The venom in their saliva helps them kill or paralyze their prey, but it also contains a substance that helps them quickly digest protein and break down muscle tissue. This allows them to eat often without having to wait to digest their previous meal. Scientists and researchers are studying their venom in hopes that they can use it to develop drugs and other products that can be used to do everything from treat cancer to smooth wrinkles, according to the park service.
They use echolocation like bats
Bats aren't the only mammals to use echolocation to "see" their way around. Shrews do too. Northern short-tailed shrews have poor vision that doesn't allow them to differentiate anything more than light from dark, but this isn't a problem because they spend much of their time underground where it's dark. To help them navigate in these dark environs, they rely on echolocation just like bats.
Shrews' echolocation is not as precise as that of bats, but the premise is the same, the park service reports. They emit vocalizations at various pitches and gather input from the reverberations that are created. This helps them determine the features of a location, such as determining grass from dirt, and also helps them navigate through their habitat. It may also help them find prey.
Bats and shrews aren't the only mammals to use echolocation. Whales and dolphins do too, as do tenrecs, a shrew-like mammal that lives in Madagascar, according to BBC Wildlife. Some birds can echolocate as well, including the oilbird and some species of swiftlets. In addition, some humans who are blind have developed echolocation abilities.
They are fierce and ferocious
These shrews are technically omnivores, eating animals as well as plant matter, but their diet mainly consists of animal matter and they are built for preying on animals. As you might expect for an animal classified as an insectivore, short-tailed shrews do eat a lot of invertebrates, including centipedes, earthworms, snails and spiders as well as insect larvae. But they also eat small amphibians, birds, mammals and reptiles.
While insects and other invertebrates may not put up much of a fight, some of their larger prey very well might. Remember, shrews are smaller than mice, so some of their prey are larger than them. To help them hunt, they have a set of 32 razor-sharp teeth that help them catch, crush and chew their prey, the park service reports. And that venomous neurotoxin certainly helps too.
Although shrews are fierce enough to prey on animals bigger than themselves, they are preyed on by many animals. But some of the animals that hunt shrews will leave their carcasses behind without feasting on their catch. Why? Because shrews can produce a foul-smelling musky odor that many mammals find off-putting. However, hawks, owls and snakes still eat shrews, according to the park service.
They have huge appetites
The heart of a short-tailed shrew beats between 800 and 1,300 times per minute, which is even faster than that of a hummingbird.

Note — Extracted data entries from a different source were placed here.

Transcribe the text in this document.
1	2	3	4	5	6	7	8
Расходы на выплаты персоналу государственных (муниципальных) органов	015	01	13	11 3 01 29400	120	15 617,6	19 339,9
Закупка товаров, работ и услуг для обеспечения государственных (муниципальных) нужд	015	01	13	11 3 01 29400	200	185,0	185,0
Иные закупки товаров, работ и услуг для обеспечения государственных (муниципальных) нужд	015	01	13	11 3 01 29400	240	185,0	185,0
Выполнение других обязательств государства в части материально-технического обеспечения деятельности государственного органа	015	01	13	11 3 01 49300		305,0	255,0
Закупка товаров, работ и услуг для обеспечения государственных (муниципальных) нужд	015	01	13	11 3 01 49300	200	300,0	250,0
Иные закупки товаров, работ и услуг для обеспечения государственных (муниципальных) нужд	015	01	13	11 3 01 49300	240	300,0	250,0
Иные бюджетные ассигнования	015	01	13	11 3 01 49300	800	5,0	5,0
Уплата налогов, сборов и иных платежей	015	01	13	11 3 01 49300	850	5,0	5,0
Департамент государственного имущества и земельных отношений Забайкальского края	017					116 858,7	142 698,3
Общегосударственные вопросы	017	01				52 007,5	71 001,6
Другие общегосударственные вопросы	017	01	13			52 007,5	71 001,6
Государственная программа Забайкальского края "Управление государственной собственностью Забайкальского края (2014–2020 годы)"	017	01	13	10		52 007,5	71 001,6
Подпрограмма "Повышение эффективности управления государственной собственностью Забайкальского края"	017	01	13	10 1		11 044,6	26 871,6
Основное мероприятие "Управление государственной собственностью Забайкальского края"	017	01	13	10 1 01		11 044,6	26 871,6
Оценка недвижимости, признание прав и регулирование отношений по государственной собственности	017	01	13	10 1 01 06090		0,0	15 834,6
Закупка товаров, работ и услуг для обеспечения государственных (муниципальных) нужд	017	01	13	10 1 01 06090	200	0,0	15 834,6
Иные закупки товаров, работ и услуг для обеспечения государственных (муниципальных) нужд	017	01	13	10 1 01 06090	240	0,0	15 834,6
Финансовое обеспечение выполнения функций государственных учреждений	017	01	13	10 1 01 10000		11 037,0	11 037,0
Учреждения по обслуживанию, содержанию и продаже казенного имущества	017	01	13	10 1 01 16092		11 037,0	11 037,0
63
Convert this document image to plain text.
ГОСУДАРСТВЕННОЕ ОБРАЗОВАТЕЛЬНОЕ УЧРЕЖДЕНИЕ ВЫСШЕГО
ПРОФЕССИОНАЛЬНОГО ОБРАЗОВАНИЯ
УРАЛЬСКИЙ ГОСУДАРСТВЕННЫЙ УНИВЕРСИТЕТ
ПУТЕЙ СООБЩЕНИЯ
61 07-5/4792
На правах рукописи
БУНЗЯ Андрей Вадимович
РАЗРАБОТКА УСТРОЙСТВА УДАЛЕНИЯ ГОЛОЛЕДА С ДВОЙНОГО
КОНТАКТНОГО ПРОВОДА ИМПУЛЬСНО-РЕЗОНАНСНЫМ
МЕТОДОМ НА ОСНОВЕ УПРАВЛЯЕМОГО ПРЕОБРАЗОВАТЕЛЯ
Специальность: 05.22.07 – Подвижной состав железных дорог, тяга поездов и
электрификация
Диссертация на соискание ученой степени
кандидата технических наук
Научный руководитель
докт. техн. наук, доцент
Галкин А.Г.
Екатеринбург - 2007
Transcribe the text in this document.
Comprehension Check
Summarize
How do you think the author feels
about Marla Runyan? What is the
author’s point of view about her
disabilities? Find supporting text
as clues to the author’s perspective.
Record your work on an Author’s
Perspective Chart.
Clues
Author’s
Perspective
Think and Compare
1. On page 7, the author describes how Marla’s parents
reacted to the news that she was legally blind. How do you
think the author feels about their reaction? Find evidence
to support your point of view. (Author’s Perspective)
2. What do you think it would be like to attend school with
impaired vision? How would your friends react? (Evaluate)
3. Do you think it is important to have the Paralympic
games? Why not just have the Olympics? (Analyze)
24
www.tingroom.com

To sustain themselves and keep up with their high metabolism, they have to eat many times throughout the day, typically every few hours, according to the University of Wisconsin-Milwaukee.
To maintain their metabolism, shrews have to eat about three times their body weight in food each day, the park service reports. If people had the same metabolism as a shrew, the average man would have to eat about 195 pounds of food a day. Because they have to eat so often and so much to sustain themselves, they sometimes kill more than they can eat in one meal and stash away their catch for later, when food is not as abundant, according to the park service.
And in the winter, they eat about 40% more food than at other times of the year to help them maintain their body temperature, the Maryland natural resources department reports. However, many shrews don't survive winter because food is more scarce.